DA proposes cutting levies by 50% to cushion looming fuel price hike
Lindsay Dentlinger
25 March 2026 | 10:37The party’s Mark Burke said this could provide South Africans with at least three months of relief at the pumps, caused by the latest Middle East conflict.

The Democratic Alliance (DA)’s Mark Burke on 25 March 2026 makes a proposal to cushion the blow of the imminent fuel price increase come 1 April 2026. Picture: Supplied/@Our_DA
The Democratic Alliance (DA) is making a radical proposal to cushion the blow of the imminent fuel price increase, which involves cutting the general fuel levy and the Road Accident Fund levy by 50%.
It’s suggesting surpluses from the Compensation Fund and the Sector Education and Training Authority (SETAs) be used to fund the shortfall in revenue, which will be caused by slashing the levies.
The party’s Mark Burke said this could provide South Africans with at least three months of relief at the pumps, caused by the latest Middle East conflict.
As from next month, motorists will be paying a record-breaking R5 more per litre of petrol and R9 more for diesel.
Last month, the Finance Minister also announced a 21 cents per litre increase in the general fuel levy.

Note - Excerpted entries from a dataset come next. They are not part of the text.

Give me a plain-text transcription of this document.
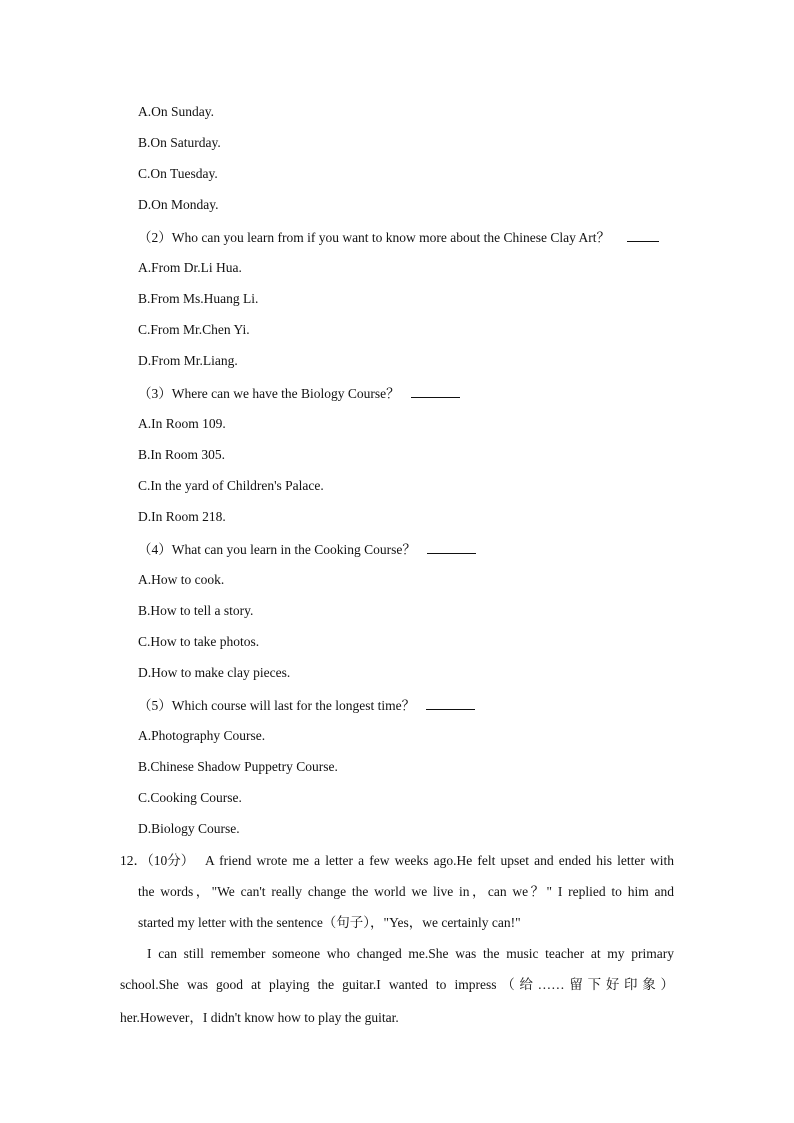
A.On Sunday.
B.On Saturday.
C.On Tuesday.
D.On Monday.
（2）Who can you learn from if you want to know more about the Chinese Clay Art？
A.From Dr.Li Hua.
B.From Ms.Huang Li.
C.From Mr.Chen Yi.
D.From Mr.Liang.
（3）Where can we have the Biology Course？
A.In Room 109.
B.In Room 305.
C.In the yard of Children's Palace.
D.In Room 218.
（4）What can you learn in the Cooking Course？
A.How to cook.
B.How to tell a story.
C.How to take photos.
D.How to make clay pieces.
（5）Which course will last for the longest time？
A.Photography Course.
B.Chinese Shadow Puppetry Course.
C.Cooking Course.
D.Biology Course.
12．（10分） A friend wrote me a letter a few weeks ago.He felt upset and ended his letter with
the words，"We can't really change the world we live in，can we？" I replied to him and
started my letter with the sentence（句子），"Yes，we certainly can!"
I can still remember someone who changed me.She was the music teacher at my primary
school.She was good at playing the guitar.I wanted to impress（给……留下好印象）
her.However，I didn't know how to play the guitar.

The DA’s Mark Burke said there are ways to limit the impact the soaring oil price will have on ordinary South Africans and the broader economy by reducing fuel levies.
“Combined these two levies contribute R6.35 to the overall price of fuel, and consequently a 50% reduction, would dampen increases by R3.17.”

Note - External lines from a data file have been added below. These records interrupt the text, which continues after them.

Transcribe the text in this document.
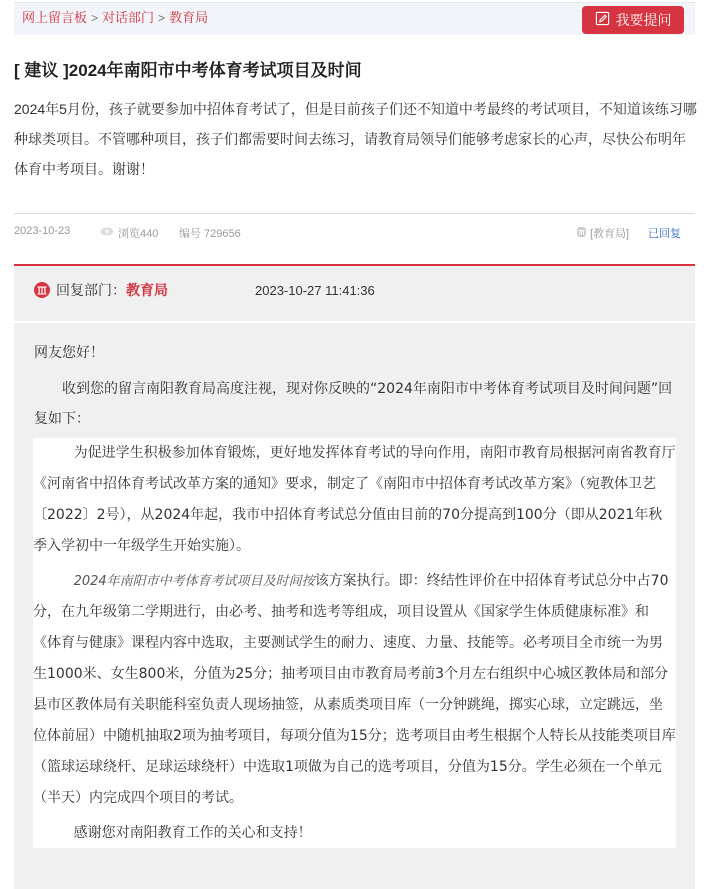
网上留言板 > 对话部门 > 教育局	我要提问
[ 建议 ]2024年南阳市中考体育考试项目及时间
2024年5月份，孩子就要参加中招体育考试了，但是目前孩子们还不知道中考最终的考试项目，不知道该练习哪种球类项目。不管哪种项目，孩子们都需要时间去练习，请教育局领导们能够考虑家长的心声，尽快公布明年体育中考项目。谢谢！
2023-10-23	浏览440 编号 729656	[教育局] 已回复
回复部门：教育局	2023-10-27 11:41:36
网友您好！
收到您的留言南阳教育局高度注视，现对你反映的“2024年南阳市中考体育考试项目及时间问题”回复如下：

为促进学生积极参加体育锻炼，更好地发挥体育考试的导向作用，南阳市教育局根据河南省教育厅《河南省中招体育考试改革方案的通知》要求，制定了《南阳市中招体育考试改革方案》（宛教体卫艺〔2022〕2号），从2024年起，我市中招体育考试总分值由目前的70分提高到100分（即从2021年秋季入学初中一年级学生开始实施）。

2024年南阳市中考体育考试项目及时间按该方案执行。即：终结性评价在中招体育考试总分中占70分，在九年级第二学期进行，由必考、抽考和选考等组成，项目设置从《国家学生体质健康标准》和《体育与健康》课程内容中选取，主要测试学生的耐力、速度、力量、技能等。必考项目全市统一为男生1000米、女生800米，分值为25分；抽考项目由市教育局考前3个月左右组织中心城区教体局和部分县市区教体局有关职能科室负责人现场抽签，从素质类项目库（一分钟跳绳，掷实心球，立定跳远，坐位体前屈）中随机抽取2项为抽考项目，每项分值为15分；选考项目由考生根据个人特长从技能类项目库（篮球运球绕杆、足球运球绕杆）中选取1项做为自己的选考项目，分值为15分。学生必须在一个单元（半天）内完成四个项目的考试。

感谢您对南阳教育工作的关心和支持！
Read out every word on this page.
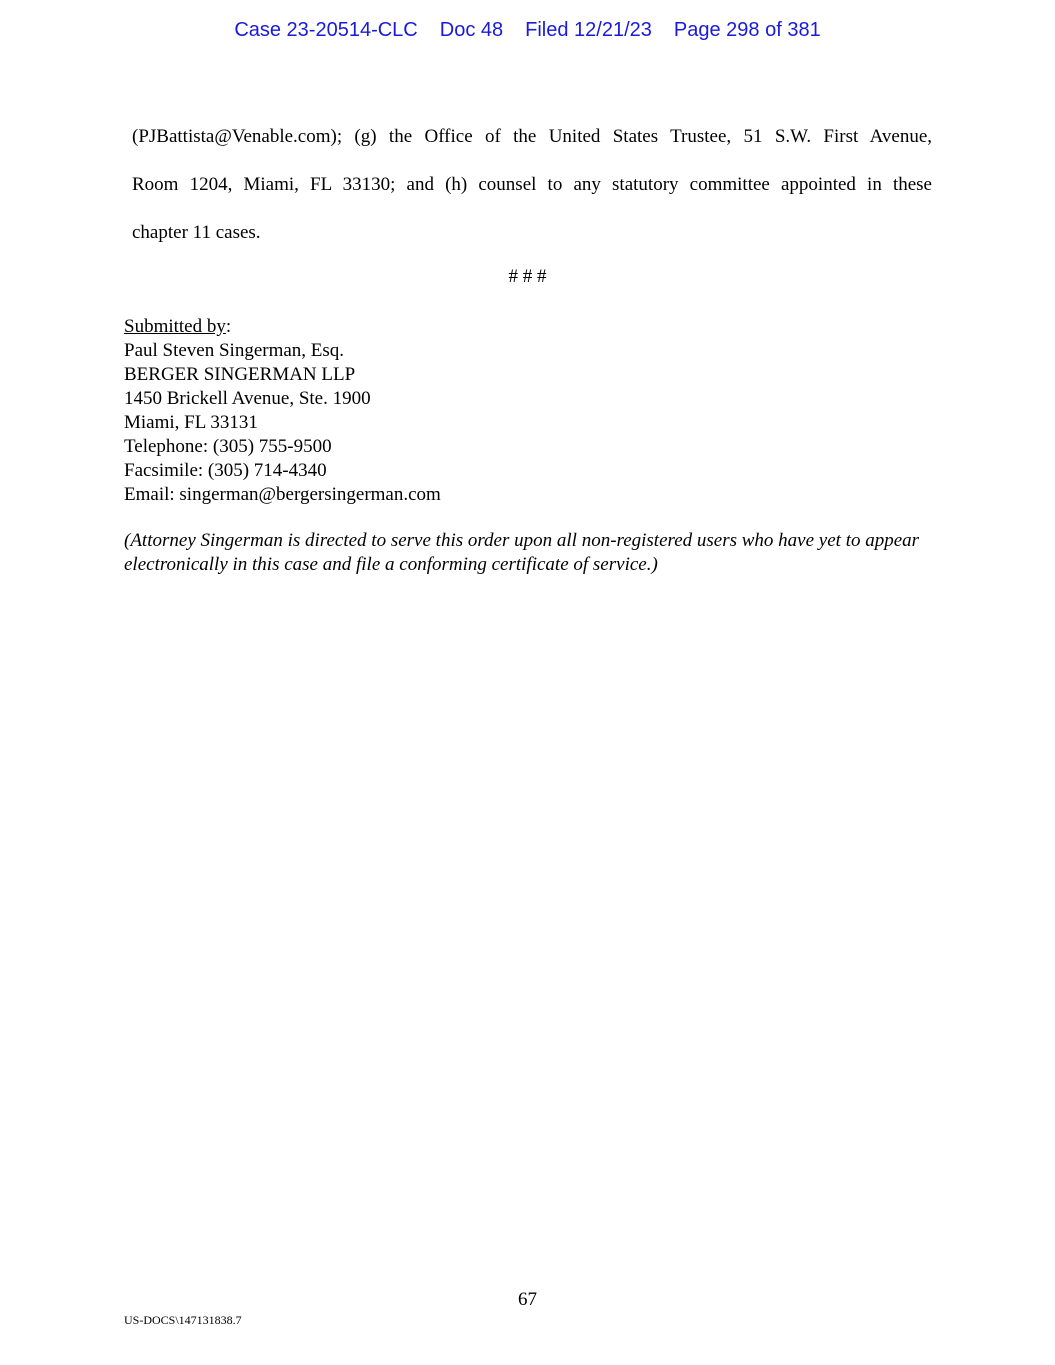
Case 23-20514-CLC Doc 48 Filed 12/21/23 Page 298 of 381
(PJBattista@Venable.com); (g) the Office of the United States Trustee, 51 S.W. First Avenue,
Room 1204, Miami, FL 33130; and (h) counsel to any statutory committee appointed in these
chapter 11 cases.
# # #
Submitted by:
Paul Steven Singerman, Esq.
BERGER SINGERMAN LLP
1450 Brickell Avenue, Ste. 1900
Miami, FL 33131
Telephone: (305) 755-9500
Facsimile: (305) 714-4340
Email: singerman@bergersingerman.com
(Attorney Singerman is directed to serve this order upon all non-registered users who have yet to appear electronically in this case and file a conforming certificate of service.)
67
US-DOCS\147131838.7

Burke said the party is not oblivious to the impact its proposal will have on tax revenue, but digging into unused funds from the Compensation Fund is not an unreasonable ask.
“In its 2024/25 annual report, it applied to retain a R21 billion surplus, despite receiving a disclaimed audit opinion.”
The controversial SETAs are also holding onto more than R6 billion in surplus funds, which the DA calculates could provide a further month of fuel price relief.
The government put a freeze on the fuel levy four years ago to deal with price shocks at the time.